The head of the ECB’s supervisory board, Daniele Nouy, has said a bank’s exposure to a single sovereign should not be greater than 25 per cent of its own equity capital, as is the case for all other types of debt.
But Constancio said applying such a rule would either force European Union banks to raise vast amounts of Tier 1 capital or sell some of their sizable sovereign bond holdings.
“They would (face) additional Tier 1 capital needs of over 6 trillion euros or potential sales of those securities above 1.6 trillion euros,” he said in remarks prepared for a speech delivered in London.
“This is illustrative of the likely scale of disruption in sovereign debt markets, banking sector and the economy as a whole that the introduction of such a regime could bring.”

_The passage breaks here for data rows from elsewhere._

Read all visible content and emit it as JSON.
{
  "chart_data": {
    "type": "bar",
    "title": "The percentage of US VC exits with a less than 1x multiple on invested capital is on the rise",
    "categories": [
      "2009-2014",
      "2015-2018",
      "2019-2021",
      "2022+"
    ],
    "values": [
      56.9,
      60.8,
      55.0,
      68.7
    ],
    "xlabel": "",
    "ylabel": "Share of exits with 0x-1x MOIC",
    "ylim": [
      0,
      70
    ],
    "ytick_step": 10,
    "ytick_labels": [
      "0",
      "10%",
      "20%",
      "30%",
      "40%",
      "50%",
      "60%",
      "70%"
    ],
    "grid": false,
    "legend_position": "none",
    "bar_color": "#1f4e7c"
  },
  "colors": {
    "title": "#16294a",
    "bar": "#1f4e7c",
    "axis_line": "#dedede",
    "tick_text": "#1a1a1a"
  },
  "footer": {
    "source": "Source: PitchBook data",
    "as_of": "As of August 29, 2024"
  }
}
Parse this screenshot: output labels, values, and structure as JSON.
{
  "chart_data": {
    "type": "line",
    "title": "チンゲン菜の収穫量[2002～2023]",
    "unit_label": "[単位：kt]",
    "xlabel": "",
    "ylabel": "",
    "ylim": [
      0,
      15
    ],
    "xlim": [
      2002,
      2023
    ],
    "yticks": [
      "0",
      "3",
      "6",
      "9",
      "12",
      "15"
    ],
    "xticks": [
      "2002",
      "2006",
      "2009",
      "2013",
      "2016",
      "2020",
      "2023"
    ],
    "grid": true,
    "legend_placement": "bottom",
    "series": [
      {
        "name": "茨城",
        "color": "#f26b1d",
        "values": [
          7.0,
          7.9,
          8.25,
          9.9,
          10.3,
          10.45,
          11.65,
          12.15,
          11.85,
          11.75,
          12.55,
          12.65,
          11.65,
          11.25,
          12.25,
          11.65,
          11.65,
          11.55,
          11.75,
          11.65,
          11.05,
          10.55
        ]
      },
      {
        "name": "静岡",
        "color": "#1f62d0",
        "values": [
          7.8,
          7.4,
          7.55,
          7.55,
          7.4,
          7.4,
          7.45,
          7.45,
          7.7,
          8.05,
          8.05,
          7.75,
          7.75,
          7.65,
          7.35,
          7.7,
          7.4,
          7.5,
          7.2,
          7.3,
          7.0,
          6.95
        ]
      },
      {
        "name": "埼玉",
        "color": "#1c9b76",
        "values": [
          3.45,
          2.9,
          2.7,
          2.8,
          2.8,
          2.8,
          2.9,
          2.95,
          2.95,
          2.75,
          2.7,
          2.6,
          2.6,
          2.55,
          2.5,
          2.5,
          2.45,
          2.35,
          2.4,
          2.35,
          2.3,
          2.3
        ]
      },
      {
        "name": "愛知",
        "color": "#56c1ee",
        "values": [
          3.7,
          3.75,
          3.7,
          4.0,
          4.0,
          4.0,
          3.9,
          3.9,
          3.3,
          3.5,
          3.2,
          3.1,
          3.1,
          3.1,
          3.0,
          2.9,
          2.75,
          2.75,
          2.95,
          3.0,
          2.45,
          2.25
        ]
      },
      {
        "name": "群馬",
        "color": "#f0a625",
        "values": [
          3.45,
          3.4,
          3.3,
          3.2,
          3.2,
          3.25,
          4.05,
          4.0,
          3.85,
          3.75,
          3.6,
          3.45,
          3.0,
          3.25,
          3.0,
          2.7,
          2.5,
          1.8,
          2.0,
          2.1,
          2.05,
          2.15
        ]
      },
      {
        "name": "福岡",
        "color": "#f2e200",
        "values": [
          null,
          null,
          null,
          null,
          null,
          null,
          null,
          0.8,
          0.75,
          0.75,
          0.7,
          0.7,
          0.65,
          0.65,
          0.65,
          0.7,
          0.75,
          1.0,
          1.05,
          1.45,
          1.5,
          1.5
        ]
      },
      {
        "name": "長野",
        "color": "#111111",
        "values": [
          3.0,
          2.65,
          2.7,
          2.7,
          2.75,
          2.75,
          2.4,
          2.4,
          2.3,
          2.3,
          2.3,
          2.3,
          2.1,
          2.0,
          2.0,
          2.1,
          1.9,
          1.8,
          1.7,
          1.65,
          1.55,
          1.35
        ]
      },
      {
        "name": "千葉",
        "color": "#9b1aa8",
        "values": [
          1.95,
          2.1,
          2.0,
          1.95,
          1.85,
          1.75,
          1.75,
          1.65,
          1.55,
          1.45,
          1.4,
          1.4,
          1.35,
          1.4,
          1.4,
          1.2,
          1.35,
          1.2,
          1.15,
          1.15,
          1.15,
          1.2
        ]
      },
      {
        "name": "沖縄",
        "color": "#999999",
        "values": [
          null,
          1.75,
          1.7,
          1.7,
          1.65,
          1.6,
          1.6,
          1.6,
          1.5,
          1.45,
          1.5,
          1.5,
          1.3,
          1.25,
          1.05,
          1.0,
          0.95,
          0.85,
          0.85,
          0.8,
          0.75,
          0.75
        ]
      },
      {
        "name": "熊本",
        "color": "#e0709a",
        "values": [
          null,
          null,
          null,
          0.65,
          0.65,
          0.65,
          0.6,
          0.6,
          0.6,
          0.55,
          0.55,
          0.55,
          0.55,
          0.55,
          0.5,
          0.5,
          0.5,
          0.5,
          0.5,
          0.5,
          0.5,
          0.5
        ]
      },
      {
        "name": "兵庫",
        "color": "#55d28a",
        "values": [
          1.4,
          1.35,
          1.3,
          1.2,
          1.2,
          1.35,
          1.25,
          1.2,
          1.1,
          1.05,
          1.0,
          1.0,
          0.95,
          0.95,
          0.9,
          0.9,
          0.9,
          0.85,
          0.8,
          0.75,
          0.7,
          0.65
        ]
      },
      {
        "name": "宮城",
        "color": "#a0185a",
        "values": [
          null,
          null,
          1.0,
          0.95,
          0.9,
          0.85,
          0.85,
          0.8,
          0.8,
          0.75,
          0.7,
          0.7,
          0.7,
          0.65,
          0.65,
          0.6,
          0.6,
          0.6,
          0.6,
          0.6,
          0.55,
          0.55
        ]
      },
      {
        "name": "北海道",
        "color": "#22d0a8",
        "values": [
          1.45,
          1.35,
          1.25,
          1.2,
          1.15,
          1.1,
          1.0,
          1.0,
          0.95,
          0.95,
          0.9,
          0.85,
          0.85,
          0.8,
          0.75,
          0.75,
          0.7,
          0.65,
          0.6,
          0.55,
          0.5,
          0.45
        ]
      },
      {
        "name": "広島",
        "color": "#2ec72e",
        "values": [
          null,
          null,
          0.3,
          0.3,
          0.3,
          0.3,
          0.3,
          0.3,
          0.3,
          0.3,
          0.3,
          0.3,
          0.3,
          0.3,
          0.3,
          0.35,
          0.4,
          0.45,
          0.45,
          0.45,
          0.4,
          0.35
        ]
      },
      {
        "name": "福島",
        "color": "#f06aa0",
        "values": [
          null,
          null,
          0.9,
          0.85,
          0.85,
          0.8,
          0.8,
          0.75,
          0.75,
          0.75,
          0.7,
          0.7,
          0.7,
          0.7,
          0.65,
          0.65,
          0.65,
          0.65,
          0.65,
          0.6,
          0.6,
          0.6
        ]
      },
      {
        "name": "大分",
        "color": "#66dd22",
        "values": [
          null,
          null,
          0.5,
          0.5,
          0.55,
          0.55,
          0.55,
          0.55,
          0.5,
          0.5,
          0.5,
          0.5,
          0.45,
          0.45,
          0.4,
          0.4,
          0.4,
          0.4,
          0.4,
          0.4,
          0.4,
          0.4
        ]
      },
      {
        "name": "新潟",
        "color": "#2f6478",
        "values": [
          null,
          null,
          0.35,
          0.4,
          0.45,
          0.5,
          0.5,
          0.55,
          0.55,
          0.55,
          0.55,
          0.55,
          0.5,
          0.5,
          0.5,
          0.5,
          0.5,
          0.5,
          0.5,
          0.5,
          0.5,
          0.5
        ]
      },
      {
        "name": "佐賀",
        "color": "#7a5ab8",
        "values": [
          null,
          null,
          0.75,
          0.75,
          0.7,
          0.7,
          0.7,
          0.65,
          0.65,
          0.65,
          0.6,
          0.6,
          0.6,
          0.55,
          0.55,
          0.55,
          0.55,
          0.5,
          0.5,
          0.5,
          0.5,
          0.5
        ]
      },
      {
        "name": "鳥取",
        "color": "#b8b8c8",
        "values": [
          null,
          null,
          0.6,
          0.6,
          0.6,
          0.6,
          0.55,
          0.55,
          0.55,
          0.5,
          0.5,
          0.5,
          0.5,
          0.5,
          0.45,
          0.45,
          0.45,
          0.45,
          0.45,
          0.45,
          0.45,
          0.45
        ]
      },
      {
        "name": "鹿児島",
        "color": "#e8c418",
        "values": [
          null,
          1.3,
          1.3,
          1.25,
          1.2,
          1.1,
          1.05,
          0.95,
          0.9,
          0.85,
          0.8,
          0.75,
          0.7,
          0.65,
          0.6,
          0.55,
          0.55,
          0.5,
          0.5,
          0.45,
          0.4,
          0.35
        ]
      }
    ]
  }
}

Under current international rules, holdings of sovereign bonds are treated as risk-free.
As an alternative, Constancio floated the idea of introducing risk weights - gauging holdings according to their likelihood of default - based on prices.
“A price-based regulation would allow more leeway in banks’ portfolio decisions and would also be less disruptive to the sovereign debt markets,” Constancio said.
Bundesbank executive board member Andreas Dombret suggested a third course, one potentially even more onerous for banks than that outlined by Nouy.
Dombret said bank holdings of a single country’s sovereign bonds should be capped as they are for private debt and should also be backed by capital in proportion to their riskiness.
“The Bundesbank is arguing for government bonds to be backed with a risk-appropriate amount of capital and for large exposure limits, just like those for claims on private debtors,” Dombret said.